社会でも組織でも、個人の生活でも、固定は便利です。判断が早くなるし、混乱が減ります。しかし、固定を積み上げすぎると、必ず崩れるという現象があります。

では、なぜでしょうか。ここでは、古代の物語「バベルの塔」を例に取りながら、構造的な理由を見ていきます。

固定とは何か

まず、固定とは本来どういうものかを考えましょう。
固定とは、一時的に物事を留めるための道具です。

固定の本来の性質は:

  • 局所的 ― 一部分にだけ適用する
  • 一時的 ― 永遠に続けるものではない
  • 文脈依存 ― 状況や関係によって意味が変わる

つまり固定は、世界を「縛る」ものではなく、流れの中で「留める」ための道具です。

しかし、人はよく固定を次のように使い始めます:

  • 万能化する ― どこにでも同じルールを当てはめる
  • 永続化する ― ずっと続くものとして扱う
  • 全体化する ― 文脈を無視して全体に押し付ける

これが、無理の始まりです。

バベルの塔を「構造」として読む

バベルの塔の物語では、人々は一つの塔を高く積み上げようとしました。
言語を統一し、評価やルールを一本化し、伝達や統制を簡単にしようとしたのです。

これは固定を「縦に積み上げる」ことと同じです。

一見メリットがあります:

  • 伝達が速くなる
  • 判断が簡単になる
  • 統制が効きやすくなる

しかし副作用もあります。
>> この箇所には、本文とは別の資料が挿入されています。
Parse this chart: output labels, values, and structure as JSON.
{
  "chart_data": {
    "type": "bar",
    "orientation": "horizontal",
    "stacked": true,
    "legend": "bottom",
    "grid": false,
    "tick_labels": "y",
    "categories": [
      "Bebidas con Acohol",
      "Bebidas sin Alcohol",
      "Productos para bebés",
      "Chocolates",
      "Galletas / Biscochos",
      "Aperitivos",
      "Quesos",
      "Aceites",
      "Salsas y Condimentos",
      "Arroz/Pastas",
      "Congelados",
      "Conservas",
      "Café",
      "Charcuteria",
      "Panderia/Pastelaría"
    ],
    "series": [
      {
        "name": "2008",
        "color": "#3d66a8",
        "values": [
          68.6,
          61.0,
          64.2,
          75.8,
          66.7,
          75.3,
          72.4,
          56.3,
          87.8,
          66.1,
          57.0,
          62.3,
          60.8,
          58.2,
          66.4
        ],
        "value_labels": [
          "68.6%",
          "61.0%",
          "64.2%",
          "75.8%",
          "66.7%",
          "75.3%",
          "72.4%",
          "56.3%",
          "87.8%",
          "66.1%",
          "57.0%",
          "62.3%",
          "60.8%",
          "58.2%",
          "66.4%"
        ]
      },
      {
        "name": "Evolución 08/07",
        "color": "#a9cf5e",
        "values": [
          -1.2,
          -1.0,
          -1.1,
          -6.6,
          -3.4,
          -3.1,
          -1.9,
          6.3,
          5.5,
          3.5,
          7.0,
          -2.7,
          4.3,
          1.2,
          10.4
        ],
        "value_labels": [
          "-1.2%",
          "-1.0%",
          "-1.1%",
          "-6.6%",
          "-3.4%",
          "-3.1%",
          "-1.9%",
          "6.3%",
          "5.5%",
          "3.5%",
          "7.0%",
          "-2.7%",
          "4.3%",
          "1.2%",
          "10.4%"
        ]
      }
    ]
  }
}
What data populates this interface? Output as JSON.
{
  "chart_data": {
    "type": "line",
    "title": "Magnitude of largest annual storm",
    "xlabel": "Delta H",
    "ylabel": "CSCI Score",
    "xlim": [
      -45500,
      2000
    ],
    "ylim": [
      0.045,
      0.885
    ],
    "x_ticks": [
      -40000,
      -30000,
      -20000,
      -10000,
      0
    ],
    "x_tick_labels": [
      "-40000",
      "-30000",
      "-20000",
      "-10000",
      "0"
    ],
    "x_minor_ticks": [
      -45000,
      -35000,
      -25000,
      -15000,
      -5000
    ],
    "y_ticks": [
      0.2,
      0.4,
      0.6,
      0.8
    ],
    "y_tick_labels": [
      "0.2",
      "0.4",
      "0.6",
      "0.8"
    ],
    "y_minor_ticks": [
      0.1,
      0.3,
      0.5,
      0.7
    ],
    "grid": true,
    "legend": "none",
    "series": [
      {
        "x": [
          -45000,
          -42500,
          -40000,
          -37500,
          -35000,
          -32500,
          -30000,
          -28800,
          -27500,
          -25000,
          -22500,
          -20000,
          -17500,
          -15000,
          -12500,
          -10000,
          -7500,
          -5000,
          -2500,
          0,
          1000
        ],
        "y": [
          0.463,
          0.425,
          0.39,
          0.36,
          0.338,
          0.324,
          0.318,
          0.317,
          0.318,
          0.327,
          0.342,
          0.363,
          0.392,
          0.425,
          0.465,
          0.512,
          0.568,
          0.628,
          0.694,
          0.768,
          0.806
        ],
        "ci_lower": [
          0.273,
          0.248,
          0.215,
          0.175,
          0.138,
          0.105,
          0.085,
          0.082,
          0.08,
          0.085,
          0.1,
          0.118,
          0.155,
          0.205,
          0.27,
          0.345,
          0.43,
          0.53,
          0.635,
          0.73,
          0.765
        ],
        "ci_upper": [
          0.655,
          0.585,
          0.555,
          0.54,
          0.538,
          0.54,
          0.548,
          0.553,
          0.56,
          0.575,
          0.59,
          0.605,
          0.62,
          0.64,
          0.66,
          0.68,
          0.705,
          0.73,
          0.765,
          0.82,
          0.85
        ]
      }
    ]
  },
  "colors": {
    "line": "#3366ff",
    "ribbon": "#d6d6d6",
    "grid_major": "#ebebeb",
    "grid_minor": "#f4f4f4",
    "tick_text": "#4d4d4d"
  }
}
高く積み上げた固定は、次のものを排除してしまいます:

  • 文脈(背景や事情)
  • 揺らぎ(変化や不確実性)
  • 例外(特殊なケースや多様性)

結果として、表面上は整って見えますが、内部では歪みが蓄積しているのです。

崩壊の瞬間に何が起きるか

崩壊とは、単にルールや言葉が乱れることではありません。
本質は意味が通じなくなることです。

同じ言葉を使っても、互いに理解できなくなったり、ズレや誤解が増えたりします。
これは、固定が現実の複雑さをカバーできなくなったサインです。

なぜ崩壊は突然に見えるのか

崩壊は突然ではありません。
じつはずっと前から進行しています。

しかし、固定が強く透明なほど、ヒビは見えません。
これはまるで、ガラスの床の上を歩いていて、ある瞬間に「ここ全部ガラスだ!」と気づくようなものです。
その瞬間に、初めて「崩れた」と感じるのです。

崩壊は回避できるのか?

崩壊そのものは避けられません。
しかし、崩壊が死や破滅になるか再生のきっかけになるかは選べます。

条件はただ一つ:

固定と流動(変化)のバランスが残っていること。

往復が残っていれば、塔は一度壊れても、素材を再利用して新しい関係や秩序を作ることができます。
これは組織でも、社会でも、人生でも同じです。

固定の安定の仕方

まとめるとこうなります:

固定は横に広げると安定する。縦に積み上げると、必ず崩れる。

固定は「循環させるもの」であり、「積み上げるもの」ではないのです。

崩壊のあとに残るもの

崩壊のあとに残るのは、

  • 流れ
  • 多様な言語
  • 不完全な関係性

そして、この中から再び関係性は動き始めます。
つまり、生きているということです。

日常での例

  1. 会社や組織
    社内ルールを絶対化すると、新しいアイデアや例外的な状況に対応できなくなり、組織は硬直します。
  2. 家庭や人間関係
    「こうあるべき」という思い込みを強くすると、誤解や衝突が増え、関係が破綻しやすくなります。
  3. 学習や趣味
    正解だけに固執すると、想像力や応用力が失われます。

逆に、固定と流動を往復させることで、崩壊が新しい学びや再生のチャンスになります。

まとめ

固定は便利ですが、積み上げすぎると必ず崩れます。
崩壊自体は自然現象であり、失敗ではありません。
重要なのは、固定と流動の往復を残すことです。

これを意識すると、組織も社会も人生も、崩壊から再生へとつなげることができます。